- Interactive map of Novovoznesenske
- Novovoznesenske Location of Novovoznesenske within Ukraine Novovoznesenske Novovoznesenske (Ukraine)
- Coordinates: 47°25′42″N 33°36′05″E﻿ / ﻿47.428333°N 33.601389°E
- Country: Ukraine
- Oblast: Kherson Oblast
- Raion: Beryslav Raion
- Founded: 1885

Area
- • Total: 13.21 km^{2} (5.10 sq mi)
- Elevation: 82 m (269 ft)

Population (2001 census)
- • Total: 662
- • Density: 50.1/km^{2} (130/sq mi)
- Time zone: UTC+2 (EET)
- • Summer (DST): UTC+3 (EEST)
- Postal code: 74042
- Area code: +380 5535

= Novovoznesenske =

Village in Kherson Oblast, Ukraine

Novovoznesenske (Нововознесенське; Нововознесенское) is a village in Beryslav Raion, Kherson Oblast, southern Ukraine, about 120.5 km northeast from the centre of Kherson city.

== History ==
The village was founded in 1886 by the first settlers, Feofan, Demian and Taras Makalov, and Ilya Semko. They came from Odesa, Mykolaiv, and Kherson. The village name comes from some of the immigrants who came from the village of Voznesensk in Odesa Oblast. In 1897, a zemstvo school was built in the village.
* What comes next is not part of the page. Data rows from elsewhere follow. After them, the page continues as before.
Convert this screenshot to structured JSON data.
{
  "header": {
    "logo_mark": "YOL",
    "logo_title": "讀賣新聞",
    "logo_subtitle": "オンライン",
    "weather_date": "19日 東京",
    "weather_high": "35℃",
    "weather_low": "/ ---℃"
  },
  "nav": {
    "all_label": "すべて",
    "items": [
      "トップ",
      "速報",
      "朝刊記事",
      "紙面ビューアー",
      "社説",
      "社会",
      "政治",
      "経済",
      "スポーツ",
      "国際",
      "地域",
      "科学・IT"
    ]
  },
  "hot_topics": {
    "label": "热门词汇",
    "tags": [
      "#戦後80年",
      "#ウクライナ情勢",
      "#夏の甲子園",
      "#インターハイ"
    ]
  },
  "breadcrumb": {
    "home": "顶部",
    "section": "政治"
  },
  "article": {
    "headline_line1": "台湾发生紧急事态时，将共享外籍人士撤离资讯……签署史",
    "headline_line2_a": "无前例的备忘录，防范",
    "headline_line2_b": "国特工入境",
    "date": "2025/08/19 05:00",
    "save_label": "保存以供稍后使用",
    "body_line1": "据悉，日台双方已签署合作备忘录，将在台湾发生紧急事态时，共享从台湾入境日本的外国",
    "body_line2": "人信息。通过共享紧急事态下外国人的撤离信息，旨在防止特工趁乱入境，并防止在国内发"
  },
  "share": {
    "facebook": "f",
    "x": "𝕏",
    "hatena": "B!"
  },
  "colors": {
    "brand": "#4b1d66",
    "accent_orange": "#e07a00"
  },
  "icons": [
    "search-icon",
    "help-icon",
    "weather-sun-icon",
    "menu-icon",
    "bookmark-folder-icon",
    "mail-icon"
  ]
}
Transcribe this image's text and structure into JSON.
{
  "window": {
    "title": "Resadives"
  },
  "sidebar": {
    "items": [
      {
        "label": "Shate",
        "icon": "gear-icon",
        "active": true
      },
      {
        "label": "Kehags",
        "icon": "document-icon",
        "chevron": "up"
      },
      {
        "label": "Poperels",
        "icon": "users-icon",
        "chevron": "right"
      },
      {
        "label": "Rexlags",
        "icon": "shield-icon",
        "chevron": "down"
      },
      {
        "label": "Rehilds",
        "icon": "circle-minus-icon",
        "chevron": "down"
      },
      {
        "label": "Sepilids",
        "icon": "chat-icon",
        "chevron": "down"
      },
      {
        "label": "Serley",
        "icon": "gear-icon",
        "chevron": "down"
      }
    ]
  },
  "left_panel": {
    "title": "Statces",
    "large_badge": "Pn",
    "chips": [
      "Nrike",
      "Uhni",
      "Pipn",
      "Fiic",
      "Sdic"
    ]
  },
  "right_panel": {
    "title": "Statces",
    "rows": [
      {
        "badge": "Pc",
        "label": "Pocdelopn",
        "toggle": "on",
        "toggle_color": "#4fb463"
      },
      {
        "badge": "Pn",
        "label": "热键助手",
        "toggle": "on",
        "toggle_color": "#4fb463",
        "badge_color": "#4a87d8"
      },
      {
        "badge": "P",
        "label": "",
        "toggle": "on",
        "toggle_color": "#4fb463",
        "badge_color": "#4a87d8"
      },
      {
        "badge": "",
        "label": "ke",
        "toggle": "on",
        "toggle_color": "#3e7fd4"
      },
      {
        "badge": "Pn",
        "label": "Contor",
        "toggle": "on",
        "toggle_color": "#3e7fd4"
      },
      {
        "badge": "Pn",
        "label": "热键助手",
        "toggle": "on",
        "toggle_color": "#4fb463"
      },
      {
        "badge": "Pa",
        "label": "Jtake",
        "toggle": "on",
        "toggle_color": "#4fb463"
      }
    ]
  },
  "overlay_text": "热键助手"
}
In early 1918, the village was occupied by German troops after the Treaty of Brest-Litovsk. The following year, in 1919, it was occupied by troops of the White movement military leader, Anton Denikin. Bolshevik troops took the village for the Soviet Union from Denikin in 1920 under the command of Semyon Budyonny. In 1926, a joint land cultivation society was formed in the village, and in 1929, a collective farm was started. In 1930, the artel "Proletari" was formed. During the Great Patriotic War, the village was occupied by German troops from 18 August 1941 to 27 February 1944. After the war, the village and its surrounding villages were united into one collective farm called "Bolshevik", which specialized in grain production and dairy.

During the Russo-Ukrainian War, the Ukrainian military recaptured the village from Russian forces on 6 April 2022.

==Demographics==
The settlement had 662 inhabitants in 2001. The native language distribution as of the Ukrainian Census of 2001 was:
- Ukrainian: 96.14%
- Russian: 2.73%
- Armenian: 0.64%
- Belarusian: 0.32%

== Monuments ==
There is a monument to fallen soldiers located in the village and a memorial sign to a Hero of Socialist Labour, Pyotr Kuzmich Bondarenko (a painter prominent in Ukrainian Socialist realism). In addition, there is a monument to the fallen soldiers who liberated the village of Kostyrka from the Nazis.